From Tyler Kepner's piece about what might be the last days of Trevor Hoffman:
Hoffman, 42, converted just five of his first 10 save opportunities this season, and batters are hitting .339 off him. He is 1-3 with a 12.21 earned run average; the victory came after he blew a save by allowing consecutive home runs. His last game, on Sunday, was in setup relief for John Axford, a former independent leaguer who had never before earned a save.
"It was a little strange,” Axford said. “Actually, a lot strange. It was kind of surreal."
“You can’t help but to pull for a guy like that, and I hate to see what’s happened. I don’t necessarily agree, looking from the outside in, with how they treated the situation. Everybody goes through tough times. And for him to throw the eighth inning of a game and then somebody else save it, I just think that’s as disrespectful as can be.”
This, of course, is why they don't let the players decide who gets to play, and when. According to Peavy's logic, when a once-great closer isn't still good enough to close, you have two choices: 1) keep throwing him out there anyway and lose a bunch of close games, or 2) release him. Anything else would be disrespectful.
Whatever. Last October the Brewers committed to paying Hoffman eight million dollars this season. Granted, there's more to respect than money ... but it's a pretty good start, especially for a 42-year-old junkballer who's going to give you 50 innings.
Anyway, this story's interesting as far as it goes, but Hoffman's far from the first great player who had some issues on his way to a graceful exit from the grand game. You know which name in this story intrigues me?

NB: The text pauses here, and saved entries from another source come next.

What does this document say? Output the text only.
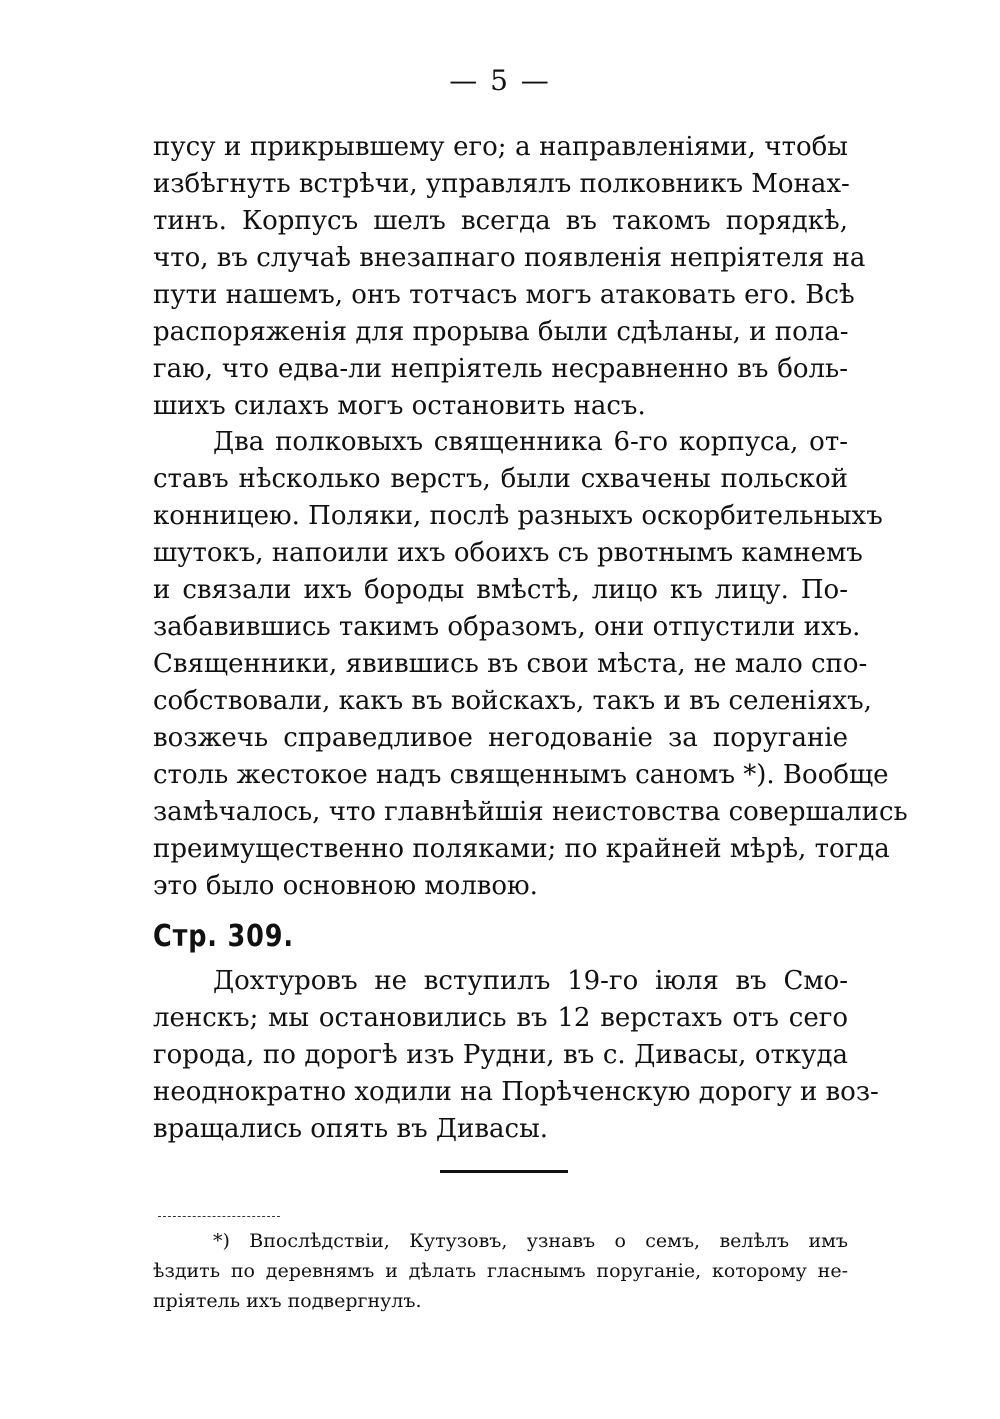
— 5 —
пусу и прикрывшему его; а направленіями, чтобы
избѣгнуть встрѣчи, управлялъ полковникъ Монах-
тинъ. Корпусъ шелъ всегда въ такомъ порядкѣ,
что, въ случаѣ внезапнаго появленія непріятеля на
пути нашемъ, онъ тотчасъ могъ атаковать его. Всѣ
распоряженія для прорыва были сдѣланы, и пола-
гаю, что едва-ли непріятель несравненно въ боль-
шихъ силахъ могъ остановить насъ.
Два полковыхъ священника 6-го корпуса, от-
ставъ нѣсколько верстъ, были схвачены польской
конницею. Поляки, послѣ разныхъ оскорбительныхъ
шутокъ, напоили ихъ обоихъ съ рвотнымъ камнемъ
и связали ихъ бороды вмѣстѣ, лицо къ лицу. По-
забавившись такимъ образомъ, они отпустили ихъ.
Священники, явившись въ свои мѣста, не мало спо-
собствовали, какъ въ войскахъ, такъ и въ селеніяхъ,
возжечь справедливое негодованіе за поруганіе
столь жестокое надъ священнымъ саномъ *). Вообще
замѣчалось, что главнѣйшія неистовства совершались
преимущественно поляками; по крайней мѣрѣ, тогда
это было основною молвою.
Стр. 309.
Дохтуровъ не вступилъ 19-го іюля въ Смо-
ленскъ; мы остановились въ 12 верстахъ отъ сего
города, по дорогѣ изъ Рудни, въ с. Дивасы, откуда
неоднократно ходили на Порѣченскую дорогу и воз-
вращались опять въ Дивасы.
*) Впослѣдствіи, Кутузовъ, узнавъ о семъ, велѣлъ имъ
ѣздить по деревнямъ и дѣлать гласнымъ поруганіе, которому не-
пріятель ихъ подвергнулъ.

Guy pitched for Notre Dame for three years, walked 118 hitters in 144 innings, got drafted in the 45th round by the Reds, didn't sign, pitched for Canisius, walked 75 hitters in 75 innings, and somehow wound up pitching in the Yankees' system, zipping from low Class A to Triple-A in three short months.
That was 2007.
Axford spent the entire 2008 season with the Brewers' Class A affiliate in Brevard County, Florida and walked 73 hitters in 95 innings. He was 25, and stuck in the Florida State League.
And then in 2009, Axford found it. He dominated Class A hitters, then he dominated Double-A hitters, and then he held his own in Triple-A and finally, in September, the National League. On the last day of the season in St. Louis, Trevor Hoffman walked three Cardinals in the ninth inning and blew the save. In the top of the 10th, the Brewers scored twice. And in the bottom of the 10th, John Axford struck out David Freese and Khalil Greene before retiring Albert Pujols on a pop to the shortstop.
That was Axford's first save, and if he'd never thrown another pitch he might have been thrilled with his career and how it ended.
But of course it didn't end with that modestly magical moment. He opened this season back in Triple-A, and pitched brilliantly, 19 strikeouts (and five walks) in 13 innings.
Is he a worthy replacement for (early-40s) Trevor Hoffman? I don't know. In his brief time in the majors, Axford's walked 10 in 14 innings. He does throw 95 miles an hour, which is a positive marker. He's never given up a home run in the majors, and gave up only two homers in 47 Triple-A innings. You strike out enough guys and keep the ball in the yard, and you can get away with a few extra walks.
Hey, I just wrote more about John Axrod than Trevor Hoffman. Was that disrespectful?